Agencies are competing against each other for top talent. Use telework to give your agency an edge.

Sure, federal employment is becoming a more attractive option for workers, but competition among agencies for top recruits is still fierce. Managers need to leverage every advantage to ensure they nab the most highly qualified candidates, and telework may be a big draw.

At a recent town hall meeting on telework, Justin Johnson, deputy chief of staff at the Office of Personnel Management, candidly laid out the reality. "We tend to think of ourselves as one big, happy federal family," he said. But he described telework "an area where competitiveness matters. This is where we're all headed, and people who get there first are going to be more attractive employers."

It has been repeatedly shown in the private sector, and in federal and state governments, that applicants flock to positions that include telework options. Mack Global Consulting, a firm specializing in advising clients on how to plan and implement telework programs, saw a 79 percent increase in applicant responses when a position at one state agency was advertised with the potential to telework. The firm has repeatedly seen organizations draw from a larger and better qualified pool of candidates when telework was mentioned in job postings.

Workers are familiar with the stereotype of managers as the primary roadblocks to increased access to telework opportunities. By embracing it as a valuable tool for recruitment, and by empowering hiring managers to tout the telework opportunities available with various positions, managers can stand out for potential recruits.

OPM is taking the lead in issuing guidance on implementing the 2010 Telework Enhancement Act, which requires agencies, by June 7, to establish a policy on working outside the office, identify eligible employees and inform them of the option to telework. Agencies are also supposed to outline a time frame in which they will alert new hires of their telework eligibility and options.

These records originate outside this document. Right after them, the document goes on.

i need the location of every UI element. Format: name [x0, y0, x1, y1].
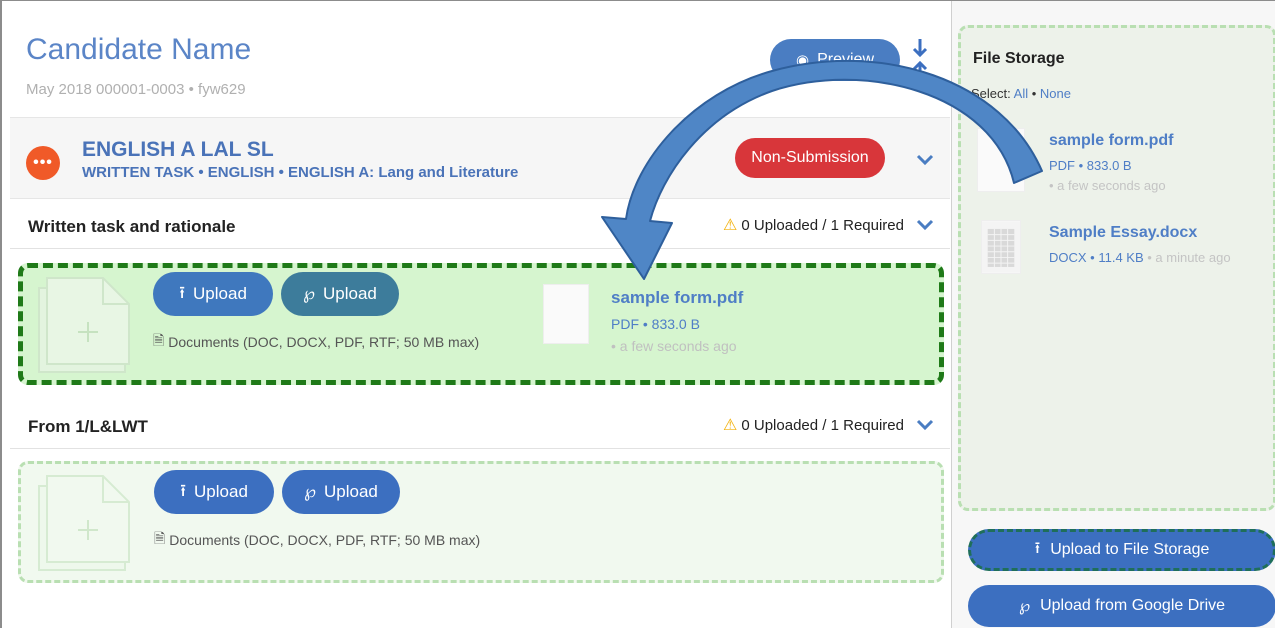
upload-icon: ⭱: [180, 480, 187, 500]
subject-subtitle: WRITTEN TASK • ENGLISH • ENGLISH A: Lang…: [82, 164, 519, 181]
storage-file-time: • a few seconds ago: [1049, 178, 1166, 193]
subject-title: ENGLISH A LAL SL: [82, 138, 274, 161]
accepted-file-types: 🗎 Documents (DOC, DOCX, PDF, RTF; 50 MB …: [154, 528, 480, 552]
warning-triangle-icon: ⚠: [723, 417, 738, 434]
docx-thumbnail: [981, 220, 1021, 274]
section-title: From 1/L&LWT: [28, 417, 148, 436]
select-none-link[interactable]: None: [1040, 86, 1071, 101]
collapse-arrows-icon[interactable]: [910, 37, 930, 81]
upload-count: 0 Uploaded / 1 Required: [741, 416, 904, 434]
file-thumbnail: [543, 284, 589, 344]
upload-label: Upload: [323, 482, 378, 501]
accepted-file-types: 🗎 Documents (DOC, DOCX, PDF, RTF; 50 MB …: [153, 330, 479, 354]
file-meta: PDF • 833.0 B: [611, 316, 700, 332]
status-badge[interactable]: Non-Submission: [735, 138, 885, 178]
upload-from-drive-button[interactable]: ℘ Upload from Google Drive: [968, 585, 1275, 627]
document-icon: 🗎: [153, 332, 165, 348]
google-drive-upload-button[interactable]: ℘ Upload: [281, 272, 399, 316]
select-all-link[interactable]: All: [1014, 86, 1028, 101]
file-time: • a few seconds ago: [611, 338, 737, 354]
storage-title: File Storage: [973, 50, 1065, 67]
chevron-down-icon[interactable]: [916, 419, 934, 431]
candidate-subtitle: May 2018 000001-0003 • fyw629: [26, 81, 246, 98]
section-status: ⚠ 0 Uploaded / 1 Required: [723, 215, 904, 235]
google-drive-icon: ℘: [304, 482, 316, 501]
preview-label: Preview: [817, 51, 874, 68]
upload-count: 0 Uploaded / 1 Required: [741, 216, 904, 234]
google-drive-icon: ℘: [303, 284, 315, 303]
file-storage-panel: File Storage Select: All • None sample f…: [951, 1, 1275, 628]
document-placeholder-icon: [38, 277, 130, 373]
upload-button[interactable]: ⭱ Upload: [153, 272, 273, 316]
storage-file-meta: PDF • 833.0 B: [1049, 158, 1132, 173]
upload-icon: ⭱: [179, 282, 186, 302]
document-placeholder-icon: [38, 475, 130, 571]
file-storage-dropzone[interactable]: File Storage Select: All • None sample f…: [958, 25, 1275, 511]
select-row: Select: All • None: [971, 86, 1071, 101]
eye-icon: ◉: [796, 52, 810, 69]
subject-header: ••• ENGLISH A LAL SL WRITTEN TASK • ENGL…: [10, 117, 950, 199]
file-name: sample form.pdf: [611, 288, 744, 307]
upload-dropzone[interactable]: ⭱ Upload ℘ Upload 🗎 Documents (DOC, DOCX…: [18, 263, 944, 385]
storage-file-name[interactable]: sample form.pdf: [1049, 132, 1173, 150]
preview-button[interactable]: ◉ Preview: [770, 39, 900, 81]
candidate-name: Candidate Name: [26, 33, 252, 66]
section-header: Written task and rationale ⚠ 0 Uploaded …: [10, 199, 950, 249]
more-dots-icon[interactable]: •••: [26, 146, 60, 180]
document-icon: 🗎: [154, 530, 166, 546]
upload-icon: ⭱: [1034, 539, 1041, 557]
upload-label: Upload: [194, 482, 248, 501]
upload-label: Upload: [322, 284, 377, 303]
app-frame: Candidate Name May 2018 000001-0003 • fy…: [0, 0, 1275, 628]
storage-file-name[interactable]: Sample Essay.docx: [1049, 224, 1197, 242]
submission-panel: Candidate Name May 2018 000001-0003 • fy…: [2, 1, 950, 628]
chevron-down-icon[interactable]: [916, 219, 934, 231]
section-status: ⚠ 0 Uploaded / 1 Required: [723, 415, 904, 435]
storage-file-meta: DOCX • 11.4 KB • a minute ago: [1049, 250, 1231, 265]
chevron-down-icon[interactable]: [916, 154, 934, 166]
warning-triangle-icon: ⚠: [723, 217, 738, 234]
upload-dropzone[interactable]: ⭱ Upload ℘ Upload 🗎 Documents (DOC, DOCX…: [18, 461, 944, 583]
section-title: Written task and rationale: [28, 217, 236, 236]
section-header: From 1/L&LWT ⚠ 0 Uploaded / 1 Required: [10, 399, 950, 449]
google-drive-upload-button[interactable]: ℘ Upload: [282, 470, 400, 514]
google-drive-icon: ℘: [1018, 598, 1031, 615]
file-thumbnail: [977, 128, 1025, 192]
upload-button[interactable]: ⭱ Upload: [154, 470, 274, 514]
upload-to-storage-button[interactable]: ⭱ Upload to File Storage: [968, 529, 1275, 571]
upload-label: Upload: [193, 284, 247, 303]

Of course, not every new recruit and not all job openings lend themselves to telework. And as OPM has explicitly stated, "telework is not an employee right." But the law, and the Obama administration, is giving agencies and managers broad discretion in determining who should be permitted to telework, under what circumstances and how.

Managers should take advantage of that leeway to stand out in the competitive federal job market, and a willingness to discuss telework early, often and in plain language will go a long way. OPM has provided examples of questions managers and employees should address when establishing a telework arrangement. For example, employees should ask about what the expectations are for availability by phone or email, and about who provides technical assistance if something goes wrong with the remote equipment.

In the past, it was risky for a candidate to bring up telework in a job interview. Still, stated or unstated, many potential hires consider the option a substantial draw. How managers respond when these questions do come from job candidates will say a lot to that candidate about the culture of the agency and the manager's attitude about telework.